|
|
|
|
|
by bmichel
2246 days ago
|
|
Thanks for sharing your experience on this rewrite. I have a few questions: 1. I'm a bit surprised that you don't persist the scenarios of the tests after a failure, only its seed. Does it mean that when you want to replay it, you have to redo the minimization phase? Or, do you have a way to find a seed for the minimized scenario? 2. Do you have some tests where you generate a set of operations and play them twice: one time with the mocks and one time on the real servers to check that they have the same results? 3. The article says "Note also the importance of the commit hash, as another type of “test input” alongside the seed: if the code changes, the course of execution may change too!". How are you ensuring that a commit really fixes a bug, and not just change the execution path to a happy path where the conditions of the bug are not met? By playing again a lot of tests, or do you write a new unit test that exhibit the bug to ensure the reproductability? 4. Do you think we can say that CanopyCheck is applying randomized testing at the unit tests level and Trinity is applying it at the integration tests level? |
|
1. It does redo the minimization phase, but the actual execution is extremely fast, so this cost is minimal.
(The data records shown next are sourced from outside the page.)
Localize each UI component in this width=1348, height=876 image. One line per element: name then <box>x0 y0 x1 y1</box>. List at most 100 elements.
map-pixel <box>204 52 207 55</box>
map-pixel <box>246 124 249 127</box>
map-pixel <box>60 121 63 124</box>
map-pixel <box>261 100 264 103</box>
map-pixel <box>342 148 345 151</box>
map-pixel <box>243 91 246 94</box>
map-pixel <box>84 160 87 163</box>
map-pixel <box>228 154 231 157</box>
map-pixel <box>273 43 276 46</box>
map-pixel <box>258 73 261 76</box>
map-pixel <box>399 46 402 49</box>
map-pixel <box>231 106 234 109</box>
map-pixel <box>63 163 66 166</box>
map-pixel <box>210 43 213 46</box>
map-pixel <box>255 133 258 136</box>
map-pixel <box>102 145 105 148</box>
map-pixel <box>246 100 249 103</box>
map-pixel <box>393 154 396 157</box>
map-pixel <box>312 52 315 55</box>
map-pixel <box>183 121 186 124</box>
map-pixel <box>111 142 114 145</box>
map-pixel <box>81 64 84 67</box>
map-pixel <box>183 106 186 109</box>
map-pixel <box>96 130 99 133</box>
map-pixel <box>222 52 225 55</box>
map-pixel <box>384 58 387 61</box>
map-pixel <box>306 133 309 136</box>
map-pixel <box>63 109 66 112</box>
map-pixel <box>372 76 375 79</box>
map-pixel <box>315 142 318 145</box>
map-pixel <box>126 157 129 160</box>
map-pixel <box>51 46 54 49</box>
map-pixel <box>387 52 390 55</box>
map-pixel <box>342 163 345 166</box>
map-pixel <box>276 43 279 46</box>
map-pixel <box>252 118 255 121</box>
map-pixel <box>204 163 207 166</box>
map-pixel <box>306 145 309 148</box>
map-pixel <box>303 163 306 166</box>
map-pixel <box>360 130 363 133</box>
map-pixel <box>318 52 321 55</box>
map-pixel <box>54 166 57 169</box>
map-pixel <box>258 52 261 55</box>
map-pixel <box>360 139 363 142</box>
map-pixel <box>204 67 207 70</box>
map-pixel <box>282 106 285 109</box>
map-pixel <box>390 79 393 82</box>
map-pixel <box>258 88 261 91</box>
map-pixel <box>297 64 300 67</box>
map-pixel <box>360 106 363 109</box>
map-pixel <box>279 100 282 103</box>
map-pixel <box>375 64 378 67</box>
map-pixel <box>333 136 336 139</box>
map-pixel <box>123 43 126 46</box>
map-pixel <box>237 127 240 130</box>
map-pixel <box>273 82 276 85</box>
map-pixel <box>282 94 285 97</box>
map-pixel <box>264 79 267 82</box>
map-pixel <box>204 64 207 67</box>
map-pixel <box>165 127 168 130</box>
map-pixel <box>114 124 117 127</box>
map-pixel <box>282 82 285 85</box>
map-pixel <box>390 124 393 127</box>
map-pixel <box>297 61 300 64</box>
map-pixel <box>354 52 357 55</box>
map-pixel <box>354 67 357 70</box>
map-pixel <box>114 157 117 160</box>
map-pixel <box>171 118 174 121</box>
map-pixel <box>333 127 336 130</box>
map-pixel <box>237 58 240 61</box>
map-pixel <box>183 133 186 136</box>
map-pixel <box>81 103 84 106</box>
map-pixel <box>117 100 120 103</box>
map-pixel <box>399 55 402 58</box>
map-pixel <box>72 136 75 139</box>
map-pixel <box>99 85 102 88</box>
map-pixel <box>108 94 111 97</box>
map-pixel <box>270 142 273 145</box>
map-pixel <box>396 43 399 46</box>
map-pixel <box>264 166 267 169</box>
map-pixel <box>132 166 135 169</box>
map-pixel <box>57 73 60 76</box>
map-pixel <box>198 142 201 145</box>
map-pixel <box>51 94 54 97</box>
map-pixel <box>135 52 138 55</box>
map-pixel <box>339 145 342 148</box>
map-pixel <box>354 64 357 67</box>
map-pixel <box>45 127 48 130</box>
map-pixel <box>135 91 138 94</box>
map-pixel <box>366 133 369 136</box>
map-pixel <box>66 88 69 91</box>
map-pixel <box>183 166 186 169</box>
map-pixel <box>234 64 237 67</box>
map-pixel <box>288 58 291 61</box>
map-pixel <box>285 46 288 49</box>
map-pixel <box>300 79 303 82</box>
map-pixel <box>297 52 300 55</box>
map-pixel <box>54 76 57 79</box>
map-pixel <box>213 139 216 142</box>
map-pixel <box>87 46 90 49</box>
Storing test outputs gets pretty expensive when you are running millions of tests, and since there are very few failures, recomputing this is worthwhile
2. Yes and no! the article talks about this a little, but the "heirloom" system does essentially this, and the "native" filesystem variant of Trinity runs the same Trinity tester code against a real filesystem. The "no" is due to the issues with randomized testing -- since any operation that you do can affect the RNG, the exact operation that is run for a particular seed can change if you swap any part of the system. For regression tests, the operation sequence can be put into a separate, non-randomized test.
3. both
4. Testing in Nucleus is a sliding scale from "unit-test-like" to "integration-test-like" -- Trinity is mocking plenty of functionality; CanopyCheck is simultaneously testing many different components. It would probably be more accurate to say that CanopyCheck is testing a smaller subset of components with much greater fidelity, and Trinity is testing as much of the sync engine is practical.